The creation of the Negro Bankers Association, which became the National Bankers Association in 1948, gave way to a sense of financial freedom for Blacks in that era. Now more than ever, the need for Black banks becomes apparent as African Americans struggle to find financial resources and equality.
“Black bankers have a multigenerational legacy of providing financial literacy services to customers that other banks are unable or unwilling to provide. For 95 years, members of the National Bankers Association have been helping those in the Black community with culturally competent services that directly address issues hindering borrowers from being bankable or eligible for loans,” said Nicole Elam, president and CEO of the National Bankers Association. “This assistance is often seen through bankers teaching small business owners [and] church and community leaders basic accounting and bookkeeping best practices. Today, through the National Bankers Community Alliance, Black- and other minority-owned banks support traditionally excluded and underserved households with asset accumulation and sustainability.”
Early in the nation’s history, Blacks were prohibited from opening bank accounts at traditionally white financial institutions. The establishment of Black banks started before the Civil Rights Movement when Dr. Martin Luther King Jr. famously encouraged Blacks in Memphis to remove their funds and place them in the care of Tristate, the Black-owned bank in the city in 1968. In 1888, Capital Savings Bank opened its doors as one of the nation’s first Black-owned banks. The opening of The Savings Bank of the Grand Fountain United Order of True Reformers in Virginia offered African Americans a second Black-owned financial institution to safeguard their funds thus opening the door for the creation of additional Black banks.

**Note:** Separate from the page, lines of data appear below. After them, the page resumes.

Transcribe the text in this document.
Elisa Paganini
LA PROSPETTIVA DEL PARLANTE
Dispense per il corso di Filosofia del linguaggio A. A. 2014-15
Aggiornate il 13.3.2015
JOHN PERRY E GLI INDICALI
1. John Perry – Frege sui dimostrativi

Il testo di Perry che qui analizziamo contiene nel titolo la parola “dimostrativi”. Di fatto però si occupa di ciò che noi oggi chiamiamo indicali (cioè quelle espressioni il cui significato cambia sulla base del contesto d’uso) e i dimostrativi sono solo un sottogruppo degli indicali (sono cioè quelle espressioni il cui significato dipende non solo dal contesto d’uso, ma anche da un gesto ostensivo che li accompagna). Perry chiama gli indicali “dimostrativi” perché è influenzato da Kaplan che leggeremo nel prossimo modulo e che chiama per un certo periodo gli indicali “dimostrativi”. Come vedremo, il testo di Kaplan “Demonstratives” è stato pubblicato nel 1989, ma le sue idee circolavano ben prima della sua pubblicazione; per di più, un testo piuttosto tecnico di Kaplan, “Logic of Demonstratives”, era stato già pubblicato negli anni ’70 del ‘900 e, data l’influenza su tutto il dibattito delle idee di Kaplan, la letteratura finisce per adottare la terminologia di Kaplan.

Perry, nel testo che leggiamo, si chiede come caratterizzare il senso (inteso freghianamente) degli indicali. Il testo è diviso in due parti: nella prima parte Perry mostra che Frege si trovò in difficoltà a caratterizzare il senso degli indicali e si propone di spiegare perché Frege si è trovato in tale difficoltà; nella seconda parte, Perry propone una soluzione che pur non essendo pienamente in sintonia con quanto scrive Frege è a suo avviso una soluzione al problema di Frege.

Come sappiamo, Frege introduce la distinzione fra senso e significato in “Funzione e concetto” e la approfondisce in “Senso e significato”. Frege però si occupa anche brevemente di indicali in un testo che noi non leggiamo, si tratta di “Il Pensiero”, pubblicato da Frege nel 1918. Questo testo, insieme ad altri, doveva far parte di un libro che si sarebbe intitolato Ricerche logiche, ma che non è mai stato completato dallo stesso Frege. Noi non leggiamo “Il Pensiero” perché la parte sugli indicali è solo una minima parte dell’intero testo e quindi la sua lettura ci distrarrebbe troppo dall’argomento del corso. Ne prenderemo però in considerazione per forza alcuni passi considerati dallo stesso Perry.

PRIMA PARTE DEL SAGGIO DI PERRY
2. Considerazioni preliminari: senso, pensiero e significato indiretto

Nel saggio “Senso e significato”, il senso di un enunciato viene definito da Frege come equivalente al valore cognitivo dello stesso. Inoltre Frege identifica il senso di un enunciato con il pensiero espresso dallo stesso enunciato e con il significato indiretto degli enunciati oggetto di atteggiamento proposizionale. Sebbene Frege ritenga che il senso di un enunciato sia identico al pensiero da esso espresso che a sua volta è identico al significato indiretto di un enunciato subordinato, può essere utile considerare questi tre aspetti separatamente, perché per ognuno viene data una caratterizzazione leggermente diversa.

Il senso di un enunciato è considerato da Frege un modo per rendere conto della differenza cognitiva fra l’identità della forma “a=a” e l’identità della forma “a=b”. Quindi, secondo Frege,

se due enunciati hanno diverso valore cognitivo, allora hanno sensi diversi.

In Michigan, First Independence Bank is the only Black-owned financial institution headquartered in the state. A member of the NBA for more than 35 years, First Independence Bank is nestled in the heart of Detroit and first opened its doors in May 1970. Since then, it has served as a beacon of light for African Americans and an ally in banking.
Helping to open accounts and apply for financial loans, First Independence Bank has helped to bridge the gap of financial health, wealth and literacy.
“The studies from the FDIC and the Federal Reserve have demonstrated that individuals that go to African American banks are more likely to get more help in the whole application process. [They are] more likely to get better assistance and [help] that they need to complete the application process, which also leads to better outcomes,” said Kenneth Kelly, chairman and CEO of First Independence Bank.
In 2020, Statista released a study showing more than 13 percent of Black households in the country have no bank accounts. Representing the second largest demographic, African Americans resort to third-party sources to cash checks, receive loans and perform other financial services.
“We’re more likely to be underbanked, meaning we have a higher percentage of African Americans who don’t have a bank account at all. That means they use check cashing and payday lending, which is extremely expensive and most of the time, it’s on the most vulnerable people who have most likely the least amount from an economic perspective,” said Kelly.
Building financial awareness in the Black community is key to breaking generational and systemic strongholds. With just 42 Black-owned banks across the country, the race is on to shift the mindset of African Americans and their relationship with money.
“The foundational relationships between Black-owned banks and the communities they serve are crucial to changing attitudes in the Black community. We know that customers need assistance with building healthy financial habits and accessing personal finance education and resources. But we can’t stop there; our commitment extends past changing mindsets and education to the evolving behaviors in the community that will lead to generational wealth creation,” said Elam.
The National Bankers Association stands as the leading force in minority banking. Hoping to give the community education and opportunities around banking, the organization continues to be a path and partner towards economic freedom for minorities.
“This is just a saying of mine that ‘money is the oxygen in a capitalistic society,’ and we have to figure out collectively how do we keep more oxygen in our communities, how do we learn to acquire more oxygen into the communities we support and until we do that, we will always be the discrepancies we see as it relates to wealth along the lines of race,” said Kelly.